Much hangs, though, on the question of who is meant by ‘we’ in McCord Adams's sentence. Different levels of community afford different opportunities for the endurance of disagreement. Just as it is likely that the tensions reflected in Romans 14 emerged when different house-churches met together for a common meal, it is also true that what may be endured within an individual congregational community is different to what may be endured by a whole local church, or by a diocese, or by a national church, or a wider network. In each case, what ‘we’ are able to do may be somewhat different.
It may still happen, though, that even at the highest, most abstract levels of Christian fellowship, the endurance of disagreement becomes impossible. This appears to be the character of some contemporary disagreements over sexual ethics. Perhaps it may also in time apply to disagreements between Christians over the in-principle question of whether a Christian can legitimately choose to die by euthanasia or assisted suicide. Is there no recourse in such cases other than separation, even when both parties earnestly maintain that what they do they do ‘to the Lord’?
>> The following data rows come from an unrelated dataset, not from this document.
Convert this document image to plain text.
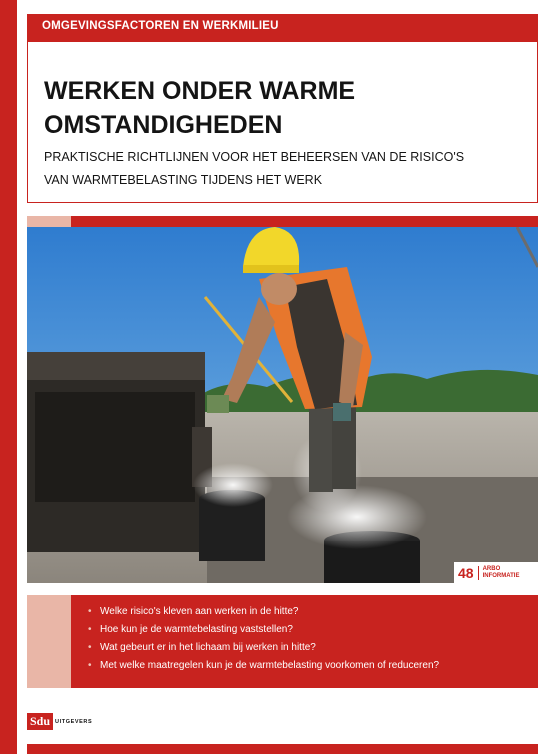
OMGEVINGSFACTOREN EN WERKMILIEU
WERKEN ONDER WARME
OMSTANDIGHEDEN
PRAKTISCHE RICHTLIJNEN VOOR HET BEHEERSEN VAN DE RISICO'S
VAN WARMTEBELASTING TIJDENS HET WERK
48 ARBO
INFORMATIE
• Welke risico's kleven aan werken in de hitte?
• Hoe kun je de warmtebelasting vaststellen?
• Wat gebeurt er in het lichaam bij werken in hitte?
• Met welke maatregelen kun je de warmtebelasting voorkomen of reduceren?
Sdu UITGEVERS
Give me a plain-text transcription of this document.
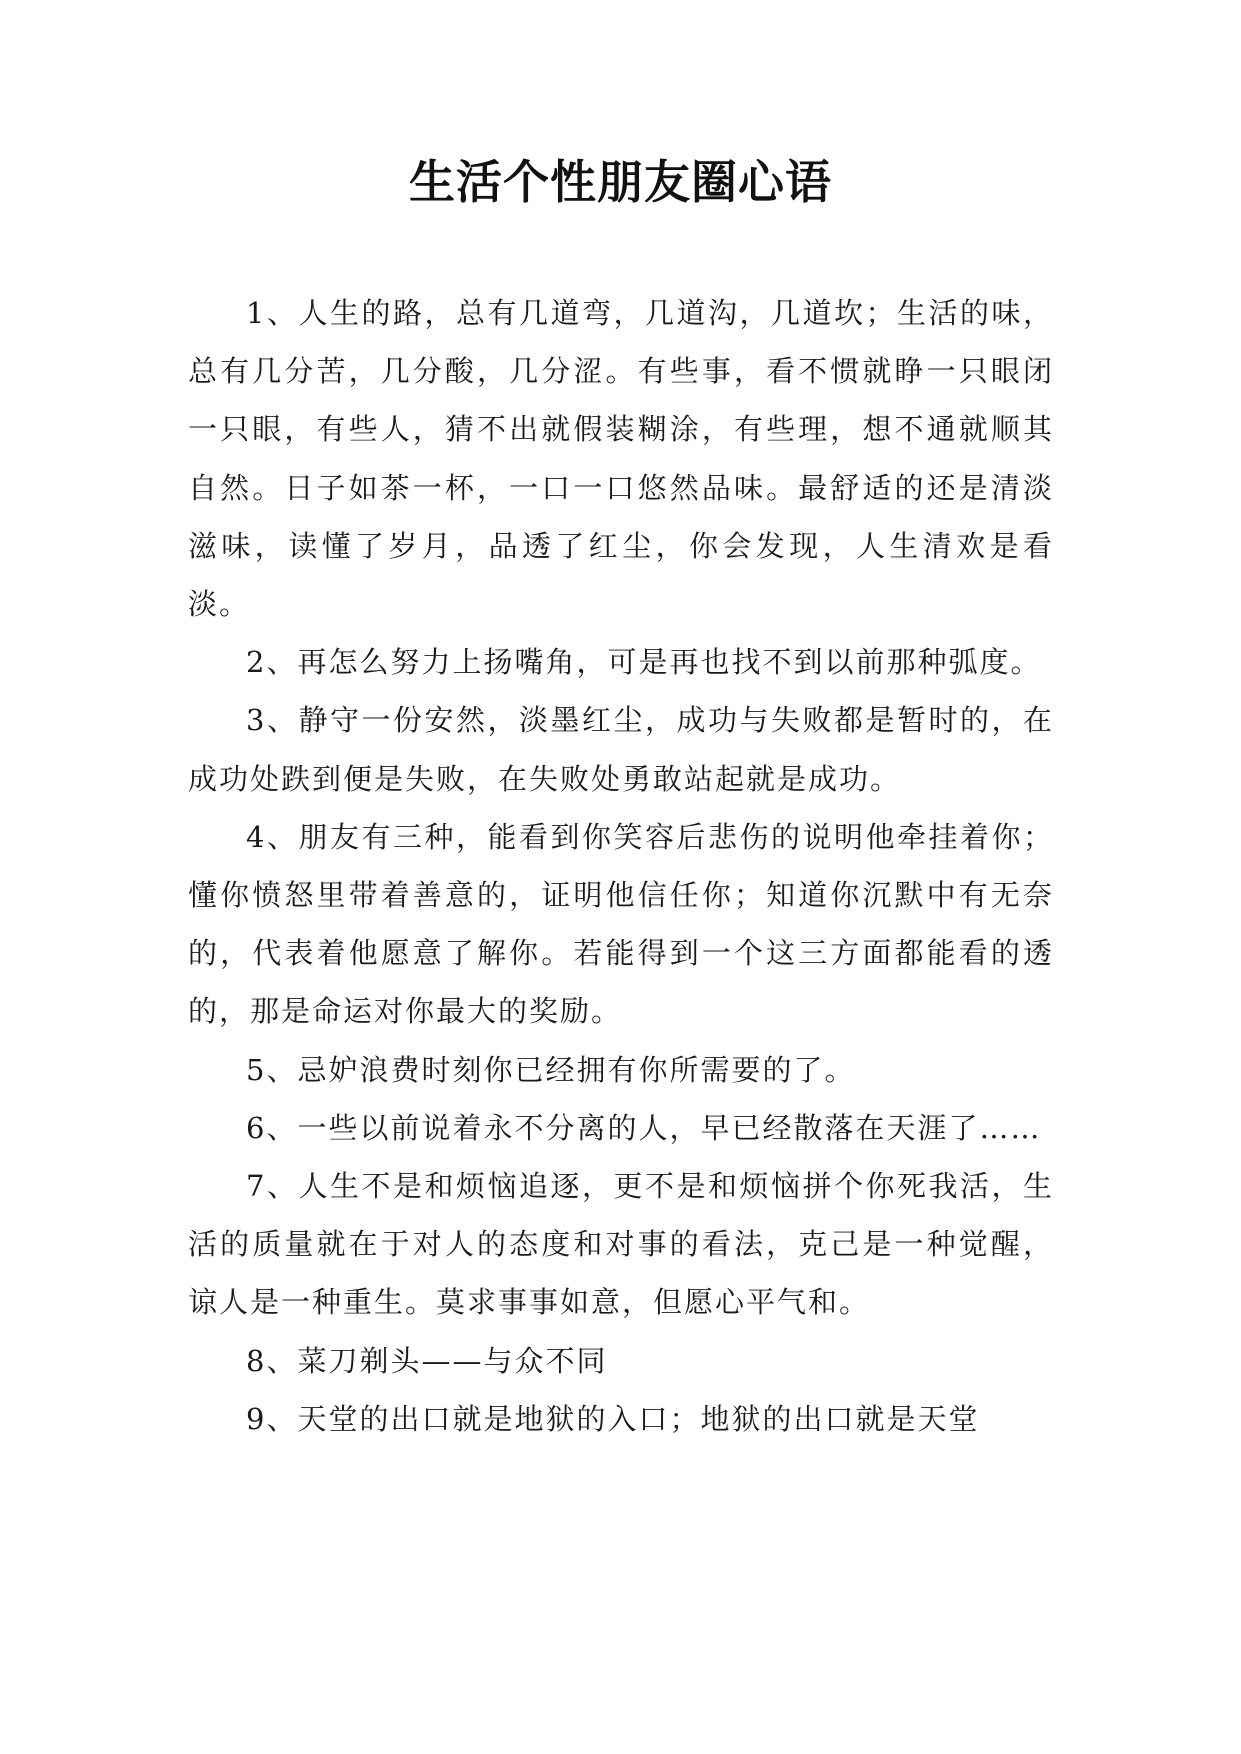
生活个性朋友圈心语

1、人生的路，总有几道弯，几道沟，几道坎；生活的味，总有几分苦，几分酸，几分涩。有些事，看不惯就睁一只眼闭一只眼，有些人，猜不出就假装糊涂，有些理，想不通就顺其自然。日子如茶一杯，一口一口悠然品味。最舒适的还是清淡滋味，读懂了岁月，品透了红尘，你会发现，人生清欢是看淡。

2、再怎么努力上扬嘴角，可是再也找不到以前那种弧度。

3、静守一份安然，淡墨红尘，成功与失败都是暂时的，在成功处跌到便是失败，在失败处勇敢站起就是成功。

4、朋友有三种，能看到你笑容后悲伤的说明他牵挂着你；懂你愤怒里带着善意的，证明他信任你；知道你沉默中有无奈的，代表着他愿意了解你。若能得到一个这三方面都能看的透的，那是命运对你最大的奖励。

5、忌妒浪费时刻你已经拥有你所需要的了。

6、一些以前说着永不分离的人，早已经散落在天涯了……

7、人生不是和烦恼追逐，更不是和烦恼拼个你死我活，生活的质量就在于对人的态度和对事的看法，克己是一种觉醒，谅人是一种重生。莫求事事如意，但愿心平气和。

8、菜刀剃头——与众不同

9、天堂的出口就是地狱的入口；地狱的出口就是天堂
At risk of idealism, perhaps we may articulate here a significant ecclesial role for the academic discipline of Christian ethics. By sustaining a somewhat abstract form of Christian community, through formal meetings and modes of communication that are free to a certain extent from the representative burdens of synods and other ecclesiastical gatherings, academic Christian ethics may provide a context for a limited endurance of disagreements that have proven unmanageable for actual churches. Whether this were possible or fruitful would depend on a disciplined, active hospitality to different viewpoints, and the deliberate pursuit of the virtues of restraint and generosity called for by the apostle Paul.